In fact, Google is now projecting that one in three of all commerce sales this holiday season will come from mobile – a 35 per cent year over year growth from last year.

3 trends driving shopper behaviour

To help shoppers implement Google’s suggestions, Johanson summarized the factors contributing to mobile’s dominance of retail as three trends:

  1. Discoverability drives loyalty;
  2. Mass messages are meaningless;
  3. Friction means failure.

Of the first, Johanson said that retailers were long past the years when shoppers might have purchased the same brand year after year simply because it was what they had always used.

Instead, she said, shoppers are becoming loyal to their immediate needs: According to Google’s research, only one in 10 are certain about the specific brand they want when they first start looking for information online, while two-thirds agree that when conducting a search on their smartphones, they’re looking for the most relevant information regardless of brand.

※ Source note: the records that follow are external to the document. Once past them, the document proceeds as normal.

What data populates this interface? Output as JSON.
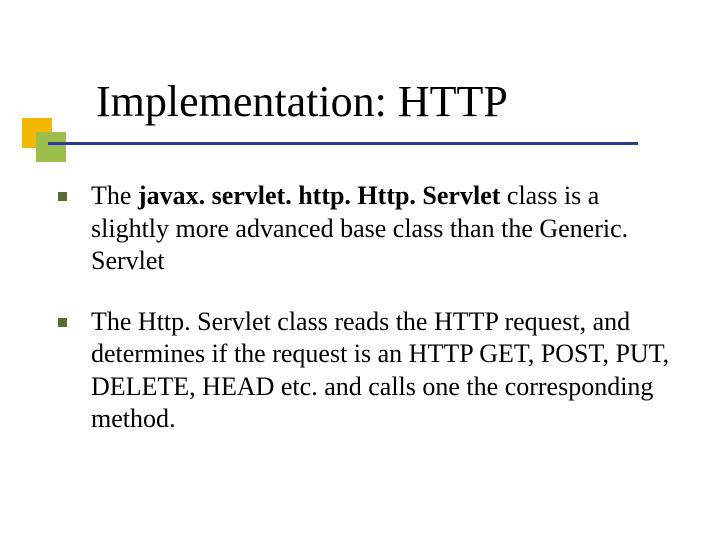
{
  "slide": {
    "title": "Implementation: HTTP",
    "bullets": [
      {
        "pre": "The ",
        "bold": "javax. servlet. http. Http. Servlet",
        "post": " class is a slightly more advanced base class than the Generic. Servlet"
      },
      {
        "pre": "",
        "bold": "",
        "post": "The Http. Servlet class reads the HTTP  request, and determines if the request is an  HTTP GET, POST, PUT, DELETE, HEAD etc. and calls one the corresponding method."
      }
    ]
  }
}
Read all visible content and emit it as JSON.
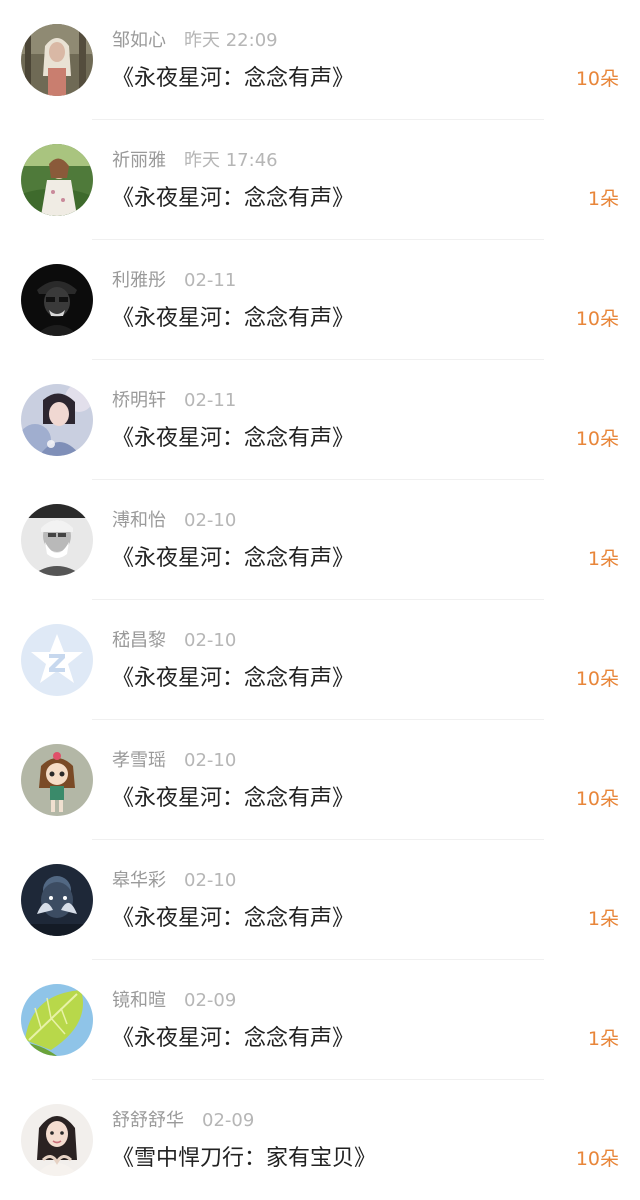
{
  "theme": {
    "accent": "#e8863a",
    "title_color": "#222222",
    "meta_color": "#a9a9a9"
  },
  "items": [
    {
      "name": "邹如心",
      "time": "昨天 22:09",
      "title": "《永夜星河：念念有声》",
      "count": "10朵",
      "avatar": "photo-forest-girl"
    },
    {
      "name": "祈丽雅",
      "time": "昨天 17:46",
      "title": "《永夜星河：念念有声》",
      "count": "1朵",
      "avatar": "photo-girl-in-field"
    },
    {
      "name": "利雅彤",
      "time": "02-11",
      "title": "《永夜星河：念念有声》",
      "count": "10朵",
      "avatar": "photo-dark-figure"
    },
    {
      "name": "桥明轩",
      "time": "02-11",
      "title": "《永夜星河：念念有声》",
      "count": "10朵",
      "avatar": "photo-blurred-girl"
    },
    {
      "name": "溥和怡",
      "time": "02-10",
      "title": "《永夜星河：念念有声》",
      "count": "1朵",
      "avatar": "photo-old-man-bw"
    },
    {
      "name": "嵇昌黎",
      "time": "02-10",
      "title": "《永夜星河：念念有声》",
      "count": "10朵",
      "avatar": "qq-default-star"
    },
    {
      "name": "孝雪瑶",
      "time": "02-10",
      "title": "《永夜星河：念念有声》",
      "count": "10朵",
      "avatar": "cartoon-girl"
    },
    {
      "name": "皋华彩",
      "time": "02-10",
      "title": "《永夜星河：念念有声》",
      "count": "1朵",
      "avatar": "photo-dark-hands"
    },
    {
      "name": "镜和暄",
      "time": "02-09",
      "title": "《永夜星河：念念有声》",
      "count": "1朵",
      "avatar": "photo-green-leaf"
    },
    {
      "name": "舒舒舒华",
      "time": "02-09",
      "title": "《雪中悍刀行：家有宝贝》",
      "count": "10朵",
      "avatar": "photo-woman-portrait"
    }
  ]
}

The upside, she said, is that just about any brand can step in by offering a superior experience, which leads into her second trend: That today’s shoppers expect personalization, rather than mass market messages, and their phones are a key tool.

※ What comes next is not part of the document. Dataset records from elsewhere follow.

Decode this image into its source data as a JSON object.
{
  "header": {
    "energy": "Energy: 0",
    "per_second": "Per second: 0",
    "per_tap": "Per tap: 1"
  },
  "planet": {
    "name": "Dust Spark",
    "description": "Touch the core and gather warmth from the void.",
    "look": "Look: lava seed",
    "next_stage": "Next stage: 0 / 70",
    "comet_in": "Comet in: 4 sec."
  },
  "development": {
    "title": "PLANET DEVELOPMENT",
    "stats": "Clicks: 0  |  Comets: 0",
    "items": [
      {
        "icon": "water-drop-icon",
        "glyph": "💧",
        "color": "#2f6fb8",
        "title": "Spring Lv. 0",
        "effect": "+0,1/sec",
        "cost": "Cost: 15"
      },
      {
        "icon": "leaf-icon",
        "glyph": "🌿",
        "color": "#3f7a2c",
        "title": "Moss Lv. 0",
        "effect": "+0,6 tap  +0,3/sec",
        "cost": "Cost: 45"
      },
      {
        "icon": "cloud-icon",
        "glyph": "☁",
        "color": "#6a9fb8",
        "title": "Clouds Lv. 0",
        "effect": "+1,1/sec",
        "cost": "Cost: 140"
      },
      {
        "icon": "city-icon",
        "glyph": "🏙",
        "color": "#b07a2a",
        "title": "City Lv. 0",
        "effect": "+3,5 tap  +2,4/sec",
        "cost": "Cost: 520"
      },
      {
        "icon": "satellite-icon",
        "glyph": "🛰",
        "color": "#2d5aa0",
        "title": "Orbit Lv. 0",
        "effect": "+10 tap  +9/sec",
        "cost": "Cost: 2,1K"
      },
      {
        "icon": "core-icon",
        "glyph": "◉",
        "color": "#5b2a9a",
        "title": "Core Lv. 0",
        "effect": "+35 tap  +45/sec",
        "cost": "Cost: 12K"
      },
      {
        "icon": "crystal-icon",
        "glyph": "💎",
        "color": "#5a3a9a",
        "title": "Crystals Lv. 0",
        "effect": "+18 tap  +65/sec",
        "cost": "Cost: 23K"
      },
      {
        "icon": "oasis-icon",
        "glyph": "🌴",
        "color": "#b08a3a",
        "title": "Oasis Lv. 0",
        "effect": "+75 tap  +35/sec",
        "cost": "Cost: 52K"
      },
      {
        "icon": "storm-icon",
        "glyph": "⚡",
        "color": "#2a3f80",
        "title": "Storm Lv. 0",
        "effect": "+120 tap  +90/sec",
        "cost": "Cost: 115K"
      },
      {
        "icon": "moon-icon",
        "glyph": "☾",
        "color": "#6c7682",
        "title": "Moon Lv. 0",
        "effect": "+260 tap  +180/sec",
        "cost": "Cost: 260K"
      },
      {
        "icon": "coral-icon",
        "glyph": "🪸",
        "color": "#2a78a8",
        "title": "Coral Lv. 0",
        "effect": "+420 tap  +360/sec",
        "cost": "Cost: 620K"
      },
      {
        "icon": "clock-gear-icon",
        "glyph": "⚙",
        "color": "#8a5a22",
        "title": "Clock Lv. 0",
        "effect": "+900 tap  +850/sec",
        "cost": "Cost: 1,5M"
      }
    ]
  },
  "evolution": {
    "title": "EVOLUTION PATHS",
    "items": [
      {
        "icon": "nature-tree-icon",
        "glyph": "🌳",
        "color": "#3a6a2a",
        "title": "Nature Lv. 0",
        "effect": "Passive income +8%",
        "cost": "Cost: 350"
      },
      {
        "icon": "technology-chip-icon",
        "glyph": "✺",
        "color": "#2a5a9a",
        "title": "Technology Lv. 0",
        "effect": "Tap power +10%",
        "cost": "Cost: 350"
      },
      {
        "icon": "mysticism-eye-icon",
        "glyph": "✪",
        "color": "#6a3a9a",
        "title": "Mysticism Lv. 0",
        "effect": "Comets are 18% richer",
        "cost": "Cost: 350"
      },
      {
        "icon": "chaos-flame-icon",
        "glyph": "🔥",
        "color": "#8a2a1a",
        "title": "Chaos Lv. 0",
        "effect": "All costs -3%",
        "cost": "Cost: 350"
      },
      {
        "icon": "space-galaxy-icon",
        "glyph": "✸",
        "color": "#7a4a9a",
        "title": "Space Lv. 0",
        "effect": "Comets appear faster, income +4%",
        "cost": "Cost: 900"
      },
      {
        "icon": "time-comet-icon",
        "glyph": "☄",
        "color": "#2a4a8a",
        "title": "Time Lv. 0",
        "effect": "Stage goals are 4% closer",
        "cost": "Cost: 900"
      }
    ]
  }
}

According to Google’s research, nine out of 10 consumers will choose to buy from the retailer that best predicts their intent and suggests products.

As for the third, it’s no secret that today’s shoppers expect a smooth omni-channel experience, Johanson said, but what might surprise retailers is just how big an impact friction has on their experience.

For example, she said, Google’s research has shown that 53 percent of mobile users will leave a site that takes longer than three second to load – yet the average mobile site takes 22 seconds to load. For each second that mobile pages load faster, retailers see a corresponding 27 per cent conversion rate increase.

“With this device that everyone is holding in their hand, they’re looking for information. And they want that information wherever, whenever, and however they can find it,” Johanson said, indicating her smartphone. “If your site is loading in 22 seconds, they’re not going to find what they’re looking for.”

The expectations go beyond site speed, she noted: for example, almost half of users surveyed by Google said they wanted retailers to provide automated services to save time, with 44 per cent expecting brands to allow them to reorder items with a single click, and 32 per cent indicating they would rather speak into a device than type on it.

So how can retailers take advantage?

Naturally, Google offers more than a few tools that retailers trying to reach mobile audiences can choose from, product marketing manager Alex Chen said during the presentation: For example, they can use Google Shopping to ensure their products are displayed near the top of a user’s search results, which especially on mobile devices have a three times higher rate of engagement than results below.

Google offers a wide range of products for retailers looking to reach mobile customers, product marketing manager Alex Chen said.

“It’s like the top shelf in a store,” Chen said. “If you go into a retail store and you’re glancing at the entire shelf, you’re probably looking at things that are eye level. That’s the equivalent of these first three ads on Google Shopping.”

Equally important is identifying when your customers are ready to buy, he said: For example, by using Google Trends data to highlight searches that led to sales during November 2016.

Another good practice is to anticipate holiday traffic based on survey data: 54 per cent of respondents surveyed by Google said they plan to start shopping the day after Hallowe’en, for example, and planning for key dates such as the last day you can offer free shipping might be helpful as well, since 46 per cent of shoppers surveyed by Google said free shipping and shipping promotions were deciding factors on where they shop, Chen said.

As for mobile site loading speeds, Google offers a free diagnostic service here, and accelerated mobile page (AMP) services for retailers looking to speed their website up.

(ITBusiness.ca, it turns out, has an average mobile loading speed of 15 seconds, and an estimated visitor loss rate of 32 per cent as a result.)